Swaying eucalyptus trees,
Pools poisoned with chlorine,
Chained up dogs barking at the setting sun,
Fireflies breaking free from the prison of spring,
Sharing our first drinks,
Oh to be young,
Oh to be sixteen.
On top of the mountain top,
Skin tied together like a knot on a shoelace,
We must look like ants to any life in outer space,
But we feel like the Lords of all the humanity below us,
The skyscrapers, the suburbs, the bowls of dust,
We make love on top of this never ending mountain,
So high your moans are only heard by the heavens,
You said you’ve never felt so free,
Oh to be young,
Oh to be seventeen.
A new piece of sheepskin to stare at when I get too tired to count sheep,
And like a sheep, I’ll be off to that university in a few weeks,
And my friends now will only speak in empty platitudes,
“We’ll always be friends… I’ll always miss you!”
This room is haunted,
With the ghosts of our laughter and our memories,
They will follow me,
The baggage of our bliss,
Who would have thought their could be pain in remembering something so happy?
My lover is going to be three states away,
She says she will visit by train,
I agree with it… promise we will be fine,
But I know she will find someone new,
The good ones always do,
This is a new chapter in my life,
The old chapters begin to linger on,
A merger of two conflicting interest,
A kite tied to the dirt,
A death in a birth,
But it will work out eventually,
Oh to be young,
Oh to be eighteen.
Oh what a time that was to be alive,
Now I’m all grown, I’m twenty-five,
And the other day I stood next to that eucalyptus tree,
The same one that swayed with the wind when I was sixteen,
I looked at its branches; how they strangely each had a unique shape,
I thought it was kind of symbolic for the paths I still could take,
Before my youth ends,
Before I find myself content in a house on a middle of some mountain,
Who do I want to be?
Where should my branches be extending?
Who should I give these branches to?
What kind of life should I pursue?
I know I’m not as young as I used to be,
But I feel sixteen again,
High on life,
But letting the high confuse you.
There’s no direct path in all of this,
Sometimes you take the wrong branches and the wrong path,
There’s no way to know it,
You say you learn from it all,
As you throw the tree in the bonfire,
Let that fire out with your tears,
Drink away the pain with your friends,
Do the same thing the next year.
The truth is even though I’m twenty-five,
The branch that is perfect for me,
Still remains a mystery,
What kind of life should I desire?
If I find the right branch will I find the right family tree?
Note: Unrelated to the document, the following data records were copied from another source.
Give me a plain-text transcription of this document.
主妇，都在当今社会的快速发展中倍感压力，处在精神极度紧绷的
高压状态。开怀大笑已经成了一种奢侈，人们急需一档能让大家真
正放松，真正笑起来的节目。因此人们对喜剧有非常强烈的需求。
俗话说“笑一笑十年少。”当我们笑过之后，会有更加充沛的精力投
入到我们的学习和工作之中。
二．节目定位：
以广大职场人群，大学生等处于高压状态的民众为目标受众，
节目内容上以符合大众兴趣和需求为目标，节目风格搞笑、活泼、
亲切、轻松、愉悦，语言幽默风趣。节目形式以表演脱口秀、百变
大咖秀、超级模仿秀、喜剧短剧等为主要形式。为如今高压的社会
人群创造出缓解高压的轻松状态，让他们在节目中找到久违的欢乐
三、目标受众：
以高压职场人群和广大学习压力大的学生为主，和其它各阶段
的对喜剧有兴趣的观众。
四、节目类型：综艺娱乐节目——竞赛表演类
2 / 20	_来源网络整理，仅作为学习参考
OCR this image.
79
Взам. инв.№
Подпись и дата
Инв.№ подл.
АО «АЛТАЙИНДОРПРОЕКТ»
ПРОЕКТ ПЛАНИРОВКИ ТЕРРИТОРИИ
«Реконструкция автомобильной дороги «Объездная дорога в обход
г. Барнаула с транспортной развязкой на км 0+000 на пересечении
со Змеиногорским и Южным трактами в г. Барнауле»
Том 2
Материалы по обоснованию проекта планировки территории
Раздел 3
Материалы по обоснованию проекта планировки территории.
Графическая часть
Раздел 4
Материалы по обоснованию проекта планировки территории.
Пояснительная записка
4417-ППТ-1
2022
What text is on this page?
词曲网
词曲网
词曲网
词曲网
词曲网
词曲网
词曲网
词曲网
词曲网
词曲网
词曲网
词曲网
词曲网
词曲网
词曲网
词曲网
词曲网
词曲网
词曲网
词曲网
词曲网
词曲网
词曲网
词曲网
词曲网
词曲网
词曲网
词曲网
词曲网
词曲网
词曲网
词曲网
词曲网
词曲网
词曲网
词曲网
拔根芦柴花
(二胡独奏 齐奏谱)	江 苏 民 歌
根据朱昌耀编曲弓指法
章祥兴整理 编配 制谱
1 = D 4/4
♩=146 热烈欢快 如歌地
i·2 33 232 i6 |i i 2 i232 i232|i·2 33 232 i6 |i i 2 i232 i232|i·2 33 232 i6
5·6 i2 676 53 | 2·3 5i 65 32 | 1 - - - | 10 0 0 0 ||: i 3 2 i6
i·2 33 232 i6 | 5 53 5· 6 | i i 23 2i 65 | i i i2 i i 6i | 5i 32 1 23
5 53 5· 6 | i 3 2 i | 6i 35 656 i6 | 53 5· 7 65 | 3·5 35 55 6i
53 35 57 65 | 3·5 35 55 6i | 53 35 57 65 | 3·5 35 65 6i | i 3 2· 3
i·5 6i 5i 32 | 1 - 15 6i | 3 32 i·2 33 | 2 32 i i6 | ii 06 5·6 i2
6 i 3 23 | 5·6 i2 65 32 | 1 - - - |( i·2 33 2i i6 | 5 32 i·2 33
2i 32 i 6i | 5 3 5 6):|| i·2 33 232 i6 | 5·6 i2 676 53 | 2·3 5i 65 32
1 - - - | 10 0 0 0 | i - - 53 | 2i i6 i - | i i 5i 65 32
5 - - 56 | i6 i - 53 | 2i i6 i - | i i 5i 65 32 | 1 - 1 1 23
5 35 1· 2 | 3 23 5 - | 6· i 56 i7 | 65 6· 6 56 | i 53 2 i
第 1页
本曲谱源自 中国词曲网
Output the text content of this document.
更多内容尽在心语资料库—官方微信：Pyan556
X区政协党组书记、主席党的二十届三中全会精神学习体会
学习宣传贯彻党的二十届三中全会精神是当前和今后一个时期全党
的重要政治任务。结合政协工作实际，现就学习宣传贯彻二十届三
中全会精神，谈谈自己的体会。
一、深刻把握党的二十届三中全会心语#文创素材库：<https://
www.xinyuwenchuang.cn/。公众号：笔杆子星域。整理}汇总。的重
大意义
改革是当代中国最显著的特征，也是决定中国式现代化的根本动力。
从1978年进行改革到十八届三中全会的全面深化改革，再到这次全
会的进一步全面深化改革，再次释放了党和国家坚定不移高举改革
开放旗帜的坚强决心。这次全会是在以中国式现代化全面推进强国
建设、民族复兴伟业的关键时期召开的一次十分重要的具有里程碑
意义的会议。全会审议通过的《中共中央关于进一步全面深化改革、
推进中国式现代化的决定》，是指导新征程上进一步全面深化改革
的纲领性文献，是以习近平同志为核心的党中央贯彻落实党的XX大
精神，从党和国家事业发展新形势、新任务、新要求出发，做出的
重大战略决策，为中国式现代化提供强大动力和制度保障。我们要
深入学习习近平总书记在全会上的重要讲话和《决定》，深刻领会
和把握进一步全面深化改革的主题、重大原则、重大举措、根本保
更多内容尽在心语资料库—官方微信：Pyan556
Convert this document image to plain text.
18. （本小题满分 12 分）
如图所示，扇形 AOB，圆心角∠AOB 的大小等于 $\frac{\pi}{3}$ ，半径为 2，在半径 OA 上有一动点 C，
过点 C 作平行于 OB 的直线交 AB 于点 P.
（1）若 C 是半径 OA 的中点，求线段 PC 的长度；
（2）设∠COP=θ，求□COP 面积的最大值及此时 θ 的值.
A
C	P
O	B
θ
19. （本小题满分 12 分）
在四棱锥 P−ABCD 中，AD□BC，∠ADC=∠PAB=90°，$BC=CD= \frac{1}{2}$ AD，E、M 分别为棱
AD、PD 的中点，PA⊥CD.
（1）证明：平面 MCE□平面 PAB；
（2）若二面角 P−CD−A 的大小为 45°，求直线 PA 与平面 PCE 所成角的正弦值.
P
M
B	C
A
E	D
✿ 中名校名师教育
It’s a paralyzing thought,
To know you might be climbing up the wrong tree,
And that you’ll probably fall down,
And you’ll be too old,
It might be your last chance at climbing,
Or even worse you’ll give up the climb,
Because the beauty of the climb will be suffocated by pain,
Like how it isn’t worth waiting for a rainbow,
If you are going to get destroyed by the wind and the rain.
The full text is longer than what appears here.